Tom Brady, un athlète d’exception

Ils ne sont pas légion les athlètes de la trempe de Tom Brady des Buccaneers de Tampa Bay dans la NFL, et ce tout sport confondu.

 À 44 ans, il a encore le feu sacré, toujours aussi déterminé. Idem pour Carey Price. Gagnant de sept Super Bowls en carrière, les partisans souhaitent qu’il récidive pour un huitième l’an prochain. Ils ont même sollicité l’épouse de Tom Brady, l’actrice et mannequin Gisèle Bundchen, via les réseaux sociaux, pour qu’elle convainque Brady de revenir pour une toute dernière saison. Ce n’est pas nécessairement pour une question d’argent que Brady tarde à donner sa réponse, car il touche 25 millions $ par année, sa conjointe 45 millions $, mais pour des raisons familiales.
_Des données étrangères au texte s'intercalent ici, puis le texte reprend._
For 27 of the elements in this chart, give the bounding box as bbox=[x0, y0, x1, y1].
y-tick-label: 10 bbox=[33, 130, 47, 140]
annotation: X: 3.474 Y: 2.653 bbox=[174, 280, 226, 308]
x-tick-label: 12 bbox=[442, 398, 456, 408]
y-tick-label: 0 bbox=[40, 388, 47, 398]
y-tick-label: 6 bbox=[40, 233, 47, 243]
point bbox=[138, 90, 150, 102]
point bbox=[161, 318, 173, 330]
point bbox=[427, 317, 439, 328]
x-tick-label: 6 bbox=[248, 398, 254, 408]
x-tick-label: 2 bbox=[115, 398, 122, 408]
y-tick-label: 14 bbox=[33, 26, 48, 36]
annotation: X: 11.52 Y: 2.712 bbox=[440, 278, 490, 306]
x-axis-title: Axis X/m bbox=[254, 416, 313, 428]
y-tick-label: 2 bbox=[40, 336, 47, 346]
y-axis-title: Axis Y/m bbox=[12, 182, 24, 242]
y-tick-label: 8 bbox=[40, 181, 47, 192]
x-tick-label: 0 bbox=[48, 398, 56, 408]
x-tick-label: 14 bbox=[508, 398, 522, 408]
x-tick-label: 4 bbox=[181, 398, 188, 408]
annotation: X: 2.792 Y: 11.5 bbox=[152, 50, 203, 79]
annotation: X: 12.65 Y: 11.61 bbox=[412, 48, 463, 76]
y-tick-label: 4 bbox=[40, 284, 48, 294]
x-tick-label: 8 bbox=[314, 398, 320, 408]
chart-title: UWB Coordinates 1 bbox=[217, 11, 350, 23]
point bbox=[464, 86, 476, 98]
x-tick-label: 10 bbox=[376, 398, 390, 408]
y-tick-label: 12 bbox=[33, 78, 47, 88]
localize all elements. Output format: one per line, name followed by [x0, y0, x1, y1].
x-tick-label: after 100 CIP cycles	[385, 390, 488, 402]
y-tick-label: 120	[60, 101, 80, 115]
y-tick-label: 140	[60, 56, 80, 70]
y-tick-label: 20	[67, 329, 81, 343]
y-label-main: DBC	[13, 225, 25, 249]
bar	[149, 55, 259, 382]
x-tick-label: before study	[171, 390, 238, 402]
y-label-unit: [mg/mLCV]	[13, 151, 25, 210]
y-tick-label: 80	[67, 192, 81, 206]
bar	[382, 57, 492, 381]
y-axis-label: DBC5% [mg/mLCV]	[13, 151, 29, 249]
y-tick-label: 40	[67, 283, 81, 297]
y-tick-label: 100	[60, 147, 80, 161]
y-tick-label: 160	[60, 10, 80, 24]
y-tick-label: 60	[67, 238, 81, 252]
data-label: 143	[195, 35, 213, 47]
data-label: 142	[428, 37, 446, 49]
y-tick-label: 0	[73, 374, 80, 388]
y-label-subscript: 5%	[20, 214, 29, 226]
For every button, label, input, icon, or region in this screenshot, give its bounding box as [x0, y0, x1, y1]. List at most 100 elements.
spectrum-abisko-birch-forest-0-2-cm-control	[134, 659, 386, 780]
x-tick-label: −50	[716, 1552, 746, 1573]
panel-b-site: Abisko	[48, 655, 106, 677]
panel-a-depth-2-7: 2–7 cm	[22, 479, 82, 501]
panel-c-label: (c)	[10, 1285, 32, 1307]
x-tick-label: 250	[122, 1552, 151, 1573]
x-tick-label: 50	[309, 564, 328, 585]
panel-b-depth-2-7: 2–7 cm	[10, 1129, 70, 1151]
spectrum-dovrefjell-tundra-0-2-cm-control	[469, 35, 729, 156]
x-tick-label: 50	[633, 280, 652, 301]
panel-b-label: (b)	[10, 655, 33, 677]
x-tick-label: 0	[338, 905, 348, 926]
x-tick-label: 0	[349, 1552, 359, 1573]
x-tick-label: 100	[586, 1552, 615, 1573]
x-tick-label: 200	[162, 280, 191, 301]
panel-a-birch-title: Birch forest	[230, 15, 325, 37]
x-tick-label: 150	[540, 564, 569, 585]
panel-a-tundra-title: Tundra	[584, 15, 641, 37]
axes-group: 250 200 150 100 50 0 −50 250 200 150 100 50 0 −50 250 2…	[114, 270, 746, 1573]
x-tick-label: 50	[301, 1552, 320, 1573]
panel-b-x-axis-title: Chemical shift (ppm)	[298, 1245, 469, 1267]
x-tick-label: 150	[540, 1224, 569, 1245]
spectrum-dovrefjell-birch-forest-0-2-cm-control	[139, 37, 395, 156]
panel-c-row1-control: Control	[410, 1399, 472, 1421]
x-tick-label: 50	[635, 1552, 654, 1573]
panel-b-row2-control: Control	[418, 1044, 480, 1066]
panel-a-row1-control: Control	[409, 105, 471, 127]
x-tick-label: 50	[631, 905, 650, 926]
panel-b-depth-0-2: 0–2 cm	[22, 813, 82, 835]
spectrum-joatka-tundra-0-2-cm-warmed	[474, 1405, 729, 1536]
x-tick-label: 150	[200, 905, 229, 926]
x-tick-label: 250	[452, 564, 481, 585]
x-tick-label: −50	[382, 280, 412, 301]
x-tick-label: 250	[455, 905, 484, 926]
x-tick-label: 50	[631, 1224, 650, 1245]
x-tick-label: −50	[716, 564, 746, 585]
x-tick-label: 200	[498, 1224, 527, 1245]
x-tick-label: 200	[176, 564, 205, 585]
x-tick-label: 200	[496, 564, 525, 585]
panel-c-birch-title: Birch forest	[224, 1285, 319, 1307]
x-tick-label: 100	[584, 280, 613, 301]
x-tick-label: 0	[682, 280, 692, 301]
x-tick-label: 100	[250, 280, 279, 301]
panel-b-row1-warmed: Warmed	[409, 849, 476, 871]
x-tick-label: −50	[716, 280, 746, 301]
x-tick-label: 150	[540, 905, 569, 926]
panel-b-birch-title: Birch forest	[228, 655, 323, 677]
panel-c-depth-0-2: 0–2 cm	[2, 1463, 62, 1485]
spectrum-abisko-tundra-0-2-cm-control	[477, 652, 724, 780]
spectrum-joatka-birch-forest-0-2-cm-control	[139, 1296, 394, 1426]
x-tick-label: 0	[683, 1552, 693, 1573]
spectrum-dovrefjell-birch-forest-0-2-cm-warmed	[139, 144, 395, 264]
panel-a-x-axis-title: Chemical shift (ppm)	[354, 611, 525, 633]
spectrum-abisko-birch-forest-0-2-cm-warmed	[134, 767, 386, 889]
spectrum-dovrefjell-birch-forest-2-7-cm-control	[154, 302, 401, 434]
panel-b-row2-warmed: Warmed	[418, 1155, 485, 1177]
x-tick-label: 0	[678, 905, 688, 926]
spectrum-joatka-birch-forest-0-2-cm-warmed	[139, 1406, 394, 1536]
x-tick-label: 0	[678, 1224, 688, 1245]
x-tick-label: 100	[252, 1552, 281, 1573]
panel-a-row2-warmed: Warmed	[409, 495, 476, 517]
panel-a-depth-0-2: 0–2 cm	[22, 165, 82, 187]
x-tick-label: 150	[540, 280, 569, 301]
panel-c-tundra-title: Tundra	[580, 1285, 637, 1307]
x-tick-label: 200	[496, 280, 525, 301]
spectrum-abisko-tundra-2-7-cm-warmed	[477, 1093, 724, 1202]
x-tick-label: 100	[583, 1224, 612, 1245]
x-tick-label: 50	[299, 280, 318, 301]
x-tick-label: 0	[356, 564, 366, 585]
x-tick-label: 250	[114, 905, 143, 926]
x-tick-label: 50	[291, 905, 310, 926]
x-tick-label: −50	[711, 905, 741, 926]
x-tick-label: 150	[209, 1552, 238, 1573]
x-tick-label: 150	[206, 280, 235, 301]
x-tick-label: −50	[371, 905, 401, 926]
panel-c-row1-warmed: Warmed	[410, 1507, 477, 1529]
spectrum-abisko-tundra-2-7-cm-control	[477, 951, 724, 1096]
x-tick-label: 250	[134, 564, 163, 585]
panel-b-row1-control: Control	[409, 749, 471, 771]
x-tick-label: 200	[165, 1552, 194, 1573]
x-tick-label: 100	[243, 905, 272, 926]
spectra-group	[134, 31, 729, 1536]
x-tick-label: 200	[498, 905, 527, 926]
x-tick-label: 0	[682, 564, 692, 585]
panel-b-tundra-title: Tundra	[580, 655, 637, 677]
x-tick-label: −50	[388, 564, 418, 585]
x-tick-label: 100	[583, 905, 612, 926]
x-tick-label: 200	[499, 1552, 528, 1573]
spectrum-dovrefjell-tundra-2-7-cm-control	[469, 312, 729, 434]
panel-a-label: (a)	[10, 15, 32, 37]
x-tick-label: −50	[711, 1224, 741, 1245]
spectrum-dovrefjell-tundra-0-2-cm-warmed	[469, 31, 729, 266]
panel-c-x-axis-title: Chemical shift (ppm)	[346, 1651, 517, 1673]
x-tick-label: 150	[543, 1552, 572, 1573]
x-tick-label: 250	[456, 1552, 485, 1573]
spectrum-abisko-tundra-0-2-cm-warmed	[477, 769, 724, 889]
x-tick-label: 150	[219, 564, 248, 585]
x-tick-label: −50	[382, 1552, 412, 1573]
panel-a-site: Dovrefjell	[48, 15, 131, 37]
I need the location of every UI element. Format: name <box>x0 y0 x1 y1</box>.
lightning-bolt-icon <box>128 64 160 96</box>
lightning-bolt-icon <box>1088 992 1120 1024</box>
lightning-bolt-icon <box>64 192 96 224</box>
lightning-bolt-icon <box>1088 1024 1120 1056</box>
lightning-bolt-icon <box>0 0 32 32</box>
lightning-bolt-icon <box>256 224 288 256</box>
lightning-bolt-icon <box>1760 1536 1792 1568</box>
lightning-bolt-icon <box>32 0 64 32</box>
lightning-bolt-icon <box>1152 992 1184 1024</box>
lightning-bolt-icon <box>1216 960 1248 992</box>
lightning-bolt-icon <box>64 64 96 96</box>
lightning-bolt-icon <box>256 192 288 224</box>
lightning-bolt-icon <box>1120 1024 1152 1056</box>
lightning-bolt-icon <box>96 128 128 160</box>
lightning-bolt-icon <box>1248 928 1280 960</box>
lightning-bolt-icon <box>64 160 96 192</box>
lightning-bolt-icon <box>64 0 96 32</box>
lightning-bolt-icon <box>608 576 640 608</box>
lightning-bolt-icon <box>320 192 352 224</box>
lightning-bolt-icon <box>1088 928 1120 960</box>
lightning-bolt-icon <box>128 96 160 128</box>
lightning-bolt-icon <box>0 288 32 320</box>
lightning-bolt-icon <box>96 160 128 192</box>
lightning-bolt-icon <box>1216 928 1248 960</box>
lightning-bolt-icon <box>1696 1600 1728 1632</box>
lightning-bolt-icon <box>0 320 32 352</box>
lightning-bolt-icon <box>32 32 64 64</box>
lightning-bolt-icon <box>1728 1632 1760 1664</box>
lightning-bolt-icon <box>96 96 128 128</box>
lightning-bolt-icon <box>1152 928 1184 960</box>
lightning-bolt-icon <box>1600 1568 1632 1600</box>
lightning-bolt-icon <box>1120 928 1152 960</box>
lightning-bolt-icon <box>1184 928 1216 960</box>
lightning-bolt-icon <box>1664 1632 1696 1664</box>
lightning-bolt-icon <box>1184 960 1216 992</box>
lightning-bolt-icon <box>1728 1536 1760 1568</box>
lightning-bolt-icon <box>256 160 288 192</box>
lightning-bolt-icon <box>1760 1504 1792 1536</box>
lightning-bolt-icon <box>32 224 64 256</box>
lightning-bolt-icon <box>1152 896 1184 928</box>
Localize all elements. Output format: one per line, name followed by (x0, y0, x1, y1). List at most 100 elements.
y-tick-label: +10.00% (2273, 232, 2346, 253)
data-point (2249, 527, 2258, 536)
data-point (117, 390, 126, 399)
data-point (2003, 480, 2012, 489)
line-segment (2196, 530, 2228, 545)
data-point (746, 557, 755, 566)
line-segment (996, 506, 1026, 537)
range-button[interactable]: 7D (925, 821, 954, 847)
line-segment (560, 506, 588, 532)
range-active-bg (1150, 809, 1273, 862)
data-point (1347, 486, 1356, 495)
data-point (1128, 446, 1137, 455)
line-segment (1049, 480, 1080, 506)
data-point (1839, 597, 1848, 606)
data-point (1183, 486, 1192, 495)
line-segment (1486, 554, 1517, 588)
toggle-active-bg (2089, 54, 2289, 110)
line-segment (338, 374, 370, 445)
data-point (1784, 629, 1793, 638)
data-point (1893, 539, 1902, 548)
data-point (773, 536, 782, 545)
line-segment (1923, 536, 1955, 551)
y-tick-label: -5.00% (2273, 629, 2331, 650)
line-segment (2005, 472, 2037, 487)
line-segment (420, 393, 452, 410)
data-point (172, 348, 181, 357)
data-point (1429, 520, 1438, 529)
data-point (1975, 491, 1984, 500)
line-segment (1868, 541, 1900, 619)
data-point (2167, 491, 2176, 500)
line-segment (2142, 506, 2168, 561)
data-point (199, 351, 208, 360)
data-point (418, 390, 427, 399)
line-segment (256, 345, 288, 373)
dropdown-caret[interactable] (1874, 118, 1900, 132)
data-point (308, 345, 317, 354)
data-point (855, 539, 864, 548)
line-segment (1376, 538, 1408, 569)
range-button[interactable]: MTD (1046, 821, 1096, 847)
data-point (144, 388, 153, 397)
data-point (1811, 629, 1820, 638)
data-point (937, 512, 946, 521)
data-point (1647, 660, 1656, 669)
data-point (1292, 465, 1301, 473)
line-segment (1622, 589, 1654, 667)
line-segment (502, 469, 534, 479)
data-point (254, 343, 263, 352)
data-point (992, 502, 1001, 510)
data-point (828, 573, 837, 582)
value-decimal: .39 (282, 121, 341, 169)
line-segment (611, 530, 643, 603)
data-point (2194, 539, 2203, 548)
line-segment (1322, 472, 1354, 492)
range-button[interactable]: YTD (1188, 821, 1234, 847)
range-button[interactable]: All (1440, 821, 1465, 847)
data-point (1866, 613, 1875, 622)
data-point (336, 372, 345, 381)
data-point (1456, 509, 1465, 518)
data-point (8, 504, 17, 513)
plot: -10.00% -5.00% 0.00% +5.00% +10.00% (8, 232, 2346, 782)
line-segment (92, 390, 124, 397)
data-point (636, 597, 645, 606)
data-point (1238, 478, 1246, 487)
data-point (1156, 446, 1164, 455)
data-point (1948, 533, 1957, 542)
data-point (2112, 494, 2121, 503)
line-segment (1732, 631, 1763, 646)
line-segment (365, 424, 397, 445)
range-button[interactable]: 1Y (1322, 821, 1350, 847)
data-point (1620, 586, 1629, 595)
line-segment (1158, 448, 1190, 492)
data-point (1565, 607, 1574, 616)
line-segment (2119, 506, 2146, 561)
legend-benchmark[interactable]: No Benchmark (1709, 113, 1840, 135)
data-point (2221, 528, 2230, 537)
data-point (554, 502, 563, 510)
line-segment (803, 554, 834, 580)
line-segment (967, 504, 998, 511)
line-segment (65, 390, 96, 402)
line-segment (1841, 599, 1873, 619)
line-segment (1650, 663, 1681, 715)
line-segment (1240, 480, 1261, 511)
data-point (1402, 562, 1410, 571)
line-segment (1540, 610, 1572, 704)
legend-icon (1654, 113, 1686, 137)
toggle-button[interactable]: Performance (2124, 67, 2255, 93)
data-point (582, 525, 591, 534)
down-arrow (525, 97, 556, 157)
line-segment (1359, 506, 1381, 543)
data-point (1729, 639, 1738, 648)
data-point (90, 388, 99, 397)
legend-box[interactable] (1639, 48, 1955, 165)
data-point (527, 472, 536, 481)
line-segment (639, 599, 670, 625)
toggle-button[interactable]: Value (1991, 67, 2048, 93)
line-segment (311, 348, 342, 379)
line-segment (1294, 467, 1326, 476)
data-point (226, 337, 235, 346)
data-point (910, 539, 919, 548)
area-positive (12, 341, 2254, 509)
Il va prendre sa décision avec sa famille. Il aurait pu obtenir davantage que 25 millions $ par année, mais il voulait que l’équipe puisse avoir les moyens d’aller chercher un joueur qu’il voulait avoir avec lui. Par exemple, Ron Gronkowski avec qui il a joué pendant plusieurs saisons avec les Patriot’s, et gagné plusieurs Super Bowls, dont le tout dernier avec les Buccaneers. Brady ne sera pas du Super Bowl, cette année, mais il aura tout de même permis aux Buccaneers d’atteindre quasi le carré d’as en livrant toute une bataille en fin de match aux Rams de Los Angeles. D’ailleurs, les amateurs de football ont été choyés la semaine dernière avec des matchs enlevants (disputés devant des spectateurs), dont celui entre les Bills de Buffalo et les Chiefs de Kansas City, quel spectacle !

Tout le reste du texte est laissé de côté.